Monday, July 30, 2012

Doing Nothing is Worse than Doing Nothing


A lack of a Twitter plan seems to be biting NBC at the Olympics.

The NY Times recently discussed fan’s anger over tape delays and live streaming issues, coming together in a torrent of complaints tagged by #nbcfail.

Not only does NBC not seem to have a fire-fighting response plan to extinguish the blaze of annoyed viewers, its own employees seem to be going rouge: NBC’s chief digital officer re-tweeted an originally Piers Morgan tweet, stating, “the medal for most Olympic whining goes to everyone complaining about what happens every 4 yrs., tape delay.” Posting your own annoyed tweet is not-so-great a plan towards winning over annoyed customers.

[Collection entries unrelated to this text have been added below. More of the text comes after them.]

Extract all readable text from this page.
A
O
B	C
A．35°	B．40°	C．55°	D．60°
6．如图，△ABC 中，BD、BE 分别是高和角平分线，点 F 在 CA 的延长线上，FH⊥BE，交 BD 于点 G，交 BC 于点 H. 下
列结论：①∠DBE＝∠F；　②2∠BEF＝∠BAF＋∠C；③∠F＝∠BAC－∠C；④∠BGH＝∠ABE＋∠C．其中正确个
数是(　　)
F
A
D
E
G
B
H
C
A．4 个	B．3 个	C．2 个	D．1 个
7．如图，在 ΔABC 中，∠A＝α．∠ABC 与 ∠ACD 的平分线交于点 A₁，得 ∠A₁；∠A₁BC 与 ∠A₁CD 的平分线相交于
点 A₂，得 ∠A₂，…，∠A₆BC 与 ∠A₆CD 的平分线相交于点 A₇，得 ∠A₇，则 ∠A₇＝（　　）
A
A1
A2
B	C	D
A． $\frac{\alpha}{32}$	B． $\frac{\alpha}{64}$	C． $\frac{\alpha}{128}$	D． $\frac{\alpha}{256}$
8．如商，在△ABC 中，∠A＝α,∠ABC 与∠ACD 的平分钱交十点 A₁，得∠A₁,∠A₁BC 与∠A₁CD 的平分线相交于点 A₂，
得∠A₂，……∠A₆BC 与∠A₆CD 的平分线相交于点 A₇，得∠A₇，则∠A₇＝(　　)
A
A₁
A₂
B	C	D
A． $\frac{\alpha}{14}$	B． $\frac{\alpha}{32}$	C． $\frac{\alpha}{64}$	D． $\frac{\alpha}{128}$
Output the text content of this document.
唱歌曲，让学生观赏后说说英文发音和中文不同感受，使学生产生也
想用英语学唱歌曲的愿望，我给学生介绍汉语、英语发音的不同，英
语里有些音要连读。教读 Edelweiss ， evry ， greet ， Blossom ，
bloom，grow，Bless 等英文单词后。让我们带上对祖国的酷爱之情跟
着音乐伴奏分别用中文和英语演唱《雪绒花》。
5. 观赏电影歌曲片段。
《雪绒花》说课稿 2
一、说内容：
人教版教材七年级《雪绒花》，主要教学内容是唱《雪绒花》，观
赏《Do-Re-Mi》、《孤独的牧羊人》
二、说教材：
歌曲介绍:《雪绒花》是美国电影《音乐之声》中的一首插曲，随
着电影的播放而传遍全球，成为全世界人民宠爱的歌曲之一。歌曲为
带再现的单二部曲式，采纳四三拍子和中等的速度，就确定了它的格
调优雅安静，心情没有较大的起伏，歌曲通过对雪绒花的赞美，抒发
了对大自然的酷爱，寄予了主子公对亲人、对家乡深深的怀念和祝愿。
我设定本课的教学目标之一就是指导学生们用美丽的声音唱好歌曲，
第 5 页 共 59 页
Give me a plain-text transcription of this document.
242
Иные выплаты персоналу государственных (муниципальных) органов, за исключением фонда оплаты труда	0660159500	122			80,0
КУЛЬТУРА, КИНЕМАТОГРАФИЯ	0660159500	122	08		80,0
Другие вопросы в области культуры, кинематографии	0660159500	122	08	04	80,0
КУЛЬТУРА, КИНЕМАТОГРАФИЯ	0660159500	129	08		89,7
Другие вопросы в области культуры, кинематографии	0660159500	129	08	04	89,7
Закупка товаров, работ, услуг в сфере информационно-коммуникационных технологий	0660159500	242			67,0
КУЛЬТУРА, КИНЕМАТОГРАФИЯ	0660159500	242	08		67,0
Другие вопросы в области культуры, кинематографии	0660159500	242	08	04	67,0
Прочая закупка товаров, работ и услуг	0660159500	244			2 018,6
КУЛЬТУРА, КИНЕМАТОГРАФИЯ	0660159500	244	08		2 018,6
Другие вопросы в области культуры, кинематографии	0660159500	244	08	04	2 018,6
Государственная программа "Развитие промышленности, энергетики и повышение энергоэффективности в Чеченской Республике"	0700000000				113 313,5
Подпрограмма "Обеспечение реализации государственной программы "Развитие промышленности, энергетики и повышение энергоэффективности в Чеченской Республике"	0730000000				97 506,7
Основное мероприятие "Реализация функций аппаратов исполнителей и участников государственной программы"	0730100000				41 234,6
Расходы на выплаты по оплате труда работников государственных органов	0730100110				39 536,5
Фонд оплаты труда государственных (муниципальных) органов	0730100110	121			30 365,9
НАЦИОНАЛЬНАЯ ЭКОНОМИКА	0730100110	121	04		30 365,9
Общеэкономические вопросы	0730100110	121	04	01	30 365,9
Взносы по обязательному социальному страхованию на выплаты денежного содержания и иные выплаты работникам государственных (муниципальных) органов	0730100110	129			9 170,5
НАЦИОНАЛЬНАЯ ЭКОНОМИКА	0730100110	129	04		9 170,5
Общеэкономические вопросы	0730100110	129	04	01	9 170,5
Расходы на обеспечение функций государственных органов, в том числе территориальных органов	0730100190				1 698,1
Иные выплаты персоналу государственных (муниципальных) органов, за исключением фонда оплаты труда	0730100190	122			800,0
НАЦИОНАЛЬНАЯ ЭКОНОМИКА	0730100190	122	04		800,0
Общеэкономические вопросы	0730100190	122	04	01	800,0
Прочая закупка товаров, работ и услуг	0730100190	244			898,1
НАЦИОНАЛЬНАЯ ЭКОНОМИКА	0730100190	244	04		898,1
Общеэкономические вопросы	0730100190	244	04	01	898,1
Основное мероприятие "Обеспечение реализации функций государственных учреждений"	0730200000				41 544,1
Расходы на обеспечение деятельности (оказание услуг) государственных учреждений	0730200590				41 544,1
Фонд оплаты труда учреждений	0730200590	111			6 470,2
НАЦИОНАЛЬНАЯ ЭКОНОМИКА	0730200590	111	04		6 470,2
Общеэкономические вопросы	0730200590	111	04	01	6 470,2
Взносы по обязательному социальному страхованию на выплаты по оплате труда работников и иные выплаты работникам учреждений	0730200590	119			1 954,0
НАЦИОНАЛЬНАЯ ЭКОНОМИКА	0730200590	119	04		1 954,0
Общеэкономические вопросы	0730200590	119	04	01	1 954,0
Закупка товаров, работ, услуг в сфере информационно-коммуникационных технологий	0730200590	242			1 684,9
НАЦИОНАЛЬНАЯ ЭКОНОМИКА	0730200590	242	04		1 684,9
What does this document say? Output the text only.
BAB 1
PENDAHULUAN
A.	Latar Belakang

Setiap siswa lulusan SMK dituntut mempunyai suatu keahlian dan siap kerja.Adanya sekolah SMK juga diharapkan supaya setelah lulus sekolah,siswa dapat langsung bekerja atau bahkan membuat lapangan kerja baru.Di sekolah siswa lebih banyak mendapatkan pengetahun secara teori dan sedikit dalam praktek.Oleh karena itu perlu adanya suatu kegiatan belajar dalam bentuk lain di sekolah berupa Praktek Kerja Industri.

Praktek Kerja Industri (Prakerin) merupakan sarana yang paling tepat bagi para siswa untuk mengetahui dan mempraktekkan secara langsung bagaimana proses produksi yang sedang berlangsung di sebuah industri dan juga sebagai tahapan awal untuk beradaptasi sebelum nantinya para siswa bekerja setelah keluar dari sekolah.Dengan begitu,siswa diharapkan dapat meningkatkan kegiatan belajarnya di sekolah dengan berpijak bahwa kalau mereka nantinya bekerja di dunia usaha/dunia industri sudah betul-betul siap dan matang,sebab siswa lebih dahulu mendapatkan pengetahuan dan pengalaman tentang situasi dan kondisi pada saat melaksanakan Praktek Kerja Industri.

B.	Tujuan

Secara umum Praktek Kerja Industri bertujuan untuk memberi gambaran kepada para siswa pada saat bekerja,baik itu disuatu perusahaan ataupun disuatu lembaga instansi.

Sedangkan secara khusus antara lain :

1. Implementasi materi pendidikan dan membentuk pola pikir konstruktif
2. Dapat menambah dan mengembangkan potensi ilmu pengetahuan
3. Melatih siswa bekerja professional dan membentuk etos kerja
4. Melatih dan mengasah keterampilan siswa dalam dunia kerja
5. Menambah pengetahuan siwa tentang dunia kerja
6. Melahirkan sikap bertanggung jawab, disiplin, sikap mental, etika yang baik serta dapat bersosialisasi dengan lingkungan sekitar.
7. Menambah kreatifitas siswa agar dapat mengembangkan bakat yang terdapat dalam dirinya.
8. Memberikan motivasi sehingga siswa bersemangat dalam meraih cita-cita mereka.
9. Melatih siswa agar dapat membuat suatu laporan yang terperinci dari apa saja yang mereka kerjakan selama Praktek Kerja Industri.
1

Because of the broad-based appeal of the Olympics, taming annoyed viewers could have been a great chance for NBC to respond to a wide demographic of their viewers. If tape delay is always a complaint, NBC should have come up with a plan ahead of the Olympics to 1) address anticipated social media complaints (via pre-set procedures to apologize to customers) and 2) come up with a plan to actually avoid the ire - perhaps consider creating a “prime” online membership where people pay in order to see events ahead of primetime viewing. Or decide that winning customer goodwill by immediately streaming rather than forcing people to wait until ad-laden prime-time TV is simple worth the cost of any lost prime-time ad eyeballs. 

For streaming issues, an IT problem of the moment, proactively tweet about the issue and your plan to fix the problem. Or pull the classic "apologize and redirect" technique by responding to tweets (or other social media venue complatins) with a "I'm sorry to hear you've experienced delays... we are working on fixing the issue by [...] and should have streaming resumed by [...] time"

Either way, NBC seems to be doing the worst option: nothing.